From 1858–1865, Dickinson experienced her most productive period in terms of textual output. During this period, Dickinson pieced together her manuscript collections, writing out copies of her poems on sheets of paper and sewing them together. Within this span of time, Dickinson would write approximately 40 booklets of poetry—roughly 800 individual poems. During her lifetime, Dickinson shared her poetry most frequently with her sister-in-law. Only a handful of her poems were published publicly (without Dickinson’s permission), while the greater part of her collection remained private. Dickinson also began exchanging her work with Thomas Wentworth Higginson around 1862.

Between 1864 and 1865, Dickinson made her last excursions beyond her comfort zone of Amherst. She traveled to Boston to receive treatment for iritis, an eye condition that caused Dickinson pain and aching of the eyes. After returning home to Amherst, Dickinson rarely left her family’s Homestead estate (“1855–1865: The Writing Years.” Emily Dickinson Museum). Towards the final 15 years of her life, Dickinson continued to produce around 35 poems a year. Yet, while she continued to write poetry, she no longer bound them into collections. These later years also brought sadness and death to Dickinson. Her father died in 1874, her mother passed away in 1882, and her 8-year-old nephew, Gib, died in 1883. After Gib’s death, Dickinson fell ill. She died of a stroke at age 55 on May 15, 1886, though more contemporary diagnoses list hypertension as the cause of death. While there are speculations that she had amorous relationships and received a marriage proposal, Dickinson never married.

After Dickinson’s death, Lavinia gathered together some of her sister’s poems.

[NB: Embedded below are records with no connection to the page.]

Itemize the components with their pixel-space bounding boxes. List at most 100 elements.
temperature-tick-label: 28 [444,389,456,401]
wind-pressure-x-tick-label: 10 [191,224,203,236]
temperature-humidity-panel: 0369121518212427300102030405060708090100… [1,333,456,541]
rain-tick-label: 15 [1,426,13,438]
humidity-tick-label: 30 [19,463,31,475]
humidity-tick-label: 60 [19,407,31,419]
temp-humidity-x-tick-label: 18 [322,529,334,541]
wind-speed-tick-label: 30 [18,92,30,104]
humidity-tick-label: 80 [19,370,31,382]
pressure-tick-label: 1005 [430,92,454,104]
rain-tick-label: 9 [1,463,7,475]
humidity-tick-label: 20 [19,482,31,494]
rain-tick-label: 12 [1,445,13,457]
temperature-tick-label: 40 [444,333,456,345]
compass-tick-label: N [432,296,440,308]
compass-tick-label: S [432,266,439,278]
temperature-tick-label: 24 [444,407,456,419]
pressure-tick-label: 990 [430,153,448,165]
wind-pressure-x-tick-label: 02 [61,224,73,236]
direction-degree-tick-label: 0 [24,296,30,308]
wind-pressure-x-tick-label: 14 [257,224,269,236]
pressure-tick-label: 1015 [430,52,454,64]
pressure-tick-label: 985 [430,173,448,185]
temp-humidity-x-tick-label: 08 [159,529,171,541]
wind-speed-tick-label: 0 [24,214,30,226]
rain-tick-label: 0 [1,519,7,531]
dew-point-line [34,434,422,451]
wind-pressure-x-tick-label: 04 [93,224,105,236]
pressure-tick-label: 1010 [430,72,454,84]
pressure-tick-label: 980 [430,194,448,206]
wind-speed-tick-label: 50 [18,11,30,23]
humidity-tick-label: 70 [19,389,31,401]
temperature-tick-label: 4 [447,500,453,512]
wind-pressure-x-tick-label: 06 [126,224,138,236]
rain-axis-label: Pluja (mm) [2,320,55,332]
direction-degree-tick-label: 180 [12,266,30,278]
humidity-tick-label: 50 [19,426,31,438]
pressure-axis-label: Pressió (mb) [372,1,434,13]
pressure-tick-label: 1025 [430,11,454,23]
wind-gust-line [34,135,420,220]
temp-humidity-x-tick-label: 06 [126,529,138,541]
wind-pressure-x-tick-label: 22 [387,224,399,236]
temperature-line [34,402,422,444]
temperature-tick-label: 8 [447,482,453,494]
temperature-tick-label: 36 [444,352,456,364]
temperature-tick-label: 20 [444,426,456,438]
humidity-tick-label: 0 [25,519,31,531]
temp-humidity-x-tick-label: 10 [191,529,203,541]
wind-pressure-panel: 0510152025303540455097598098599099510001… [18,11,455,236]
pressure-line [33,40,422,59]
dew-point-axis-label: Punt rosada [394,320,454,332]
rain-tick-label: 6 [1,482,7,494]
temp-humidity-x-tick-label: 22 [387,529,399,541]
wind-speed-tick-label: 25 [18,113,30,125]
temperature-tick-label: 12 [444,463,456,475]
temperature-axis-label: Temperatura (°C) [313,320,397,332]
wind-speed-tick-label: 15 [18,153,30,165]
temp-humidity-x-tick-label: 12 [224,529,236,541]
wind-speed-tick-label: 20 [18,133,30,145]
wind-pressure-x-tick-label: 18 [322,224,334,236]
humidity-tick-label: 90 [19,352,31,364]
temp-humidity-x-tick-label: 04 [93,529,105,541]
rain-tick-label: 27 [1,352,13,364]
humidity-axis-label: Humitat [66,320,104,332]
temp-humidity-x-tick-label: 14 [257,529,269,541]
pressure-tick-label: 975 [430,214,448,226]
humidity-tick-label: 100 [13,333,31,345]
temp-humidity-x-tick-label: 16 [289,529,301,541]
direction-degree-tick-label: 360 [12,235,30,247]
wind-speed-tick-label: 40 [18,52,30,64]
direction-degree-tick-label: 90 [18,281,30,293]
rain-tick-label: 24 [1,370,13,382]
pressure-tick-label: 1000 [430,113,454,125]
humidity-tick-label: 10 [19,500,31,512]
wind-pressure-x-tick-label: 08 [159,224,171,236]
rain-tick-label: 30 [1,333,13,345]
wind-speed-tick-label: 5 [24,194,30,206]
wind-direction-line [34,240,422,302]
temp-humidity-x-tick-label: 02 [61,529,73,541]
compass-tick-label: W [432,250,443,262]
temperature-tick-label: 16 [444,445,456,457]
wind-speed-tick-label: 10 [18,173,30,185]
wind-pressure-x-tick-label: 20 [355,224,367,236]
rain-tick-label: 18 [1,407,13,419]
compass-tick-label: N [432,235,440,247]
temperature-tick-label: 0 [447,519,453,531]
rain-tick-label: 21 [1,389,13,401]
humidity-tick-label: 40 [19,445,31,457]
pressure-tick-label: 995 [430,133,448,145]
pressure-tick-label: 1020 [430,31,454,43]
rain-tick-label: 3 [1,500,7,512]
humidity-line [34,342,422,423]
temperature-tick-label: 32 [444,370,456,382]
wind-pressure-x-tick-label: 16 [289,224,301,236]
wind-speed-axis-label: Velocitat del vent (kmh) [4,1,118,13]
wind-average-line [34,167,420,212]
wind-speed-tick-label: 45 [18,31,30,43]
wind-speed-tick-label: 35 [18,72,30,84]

This collection appeared in 1890 as Poems by Emily Dickinson. Mabel Loomis Todd, a family friend, assisted in transcribing Dickinson’s poems, while Thomas Wentworth Higginson helped edit the text. However, because the poems were edited to fit standard literary conventions of the time, some of Dickinson’s uniqueness and stylistic idiosyncrasies were lost.

Poem Text

Hope is a strange invention—

A Patent of the Heart—

In unremitting action

Yet never wearing out—

Of this electric Adjunct

Not anything is known

But its unique momentum

Embellish all we own—

Dickinson, Emily. “Hope is a strange invention.” 1955. Poetry Daily.

Summary

The poem compares the abstract notion of hope with invention. The poem’s third-person narration states two distinct traits of hope: It originates within an individual’s heart, and it is inexhaustible despite its constant employment. The second stanza describes hope as a complementary component of the heart. The speaker admits that nothing is known about hope other than that it pervades all aspects of life.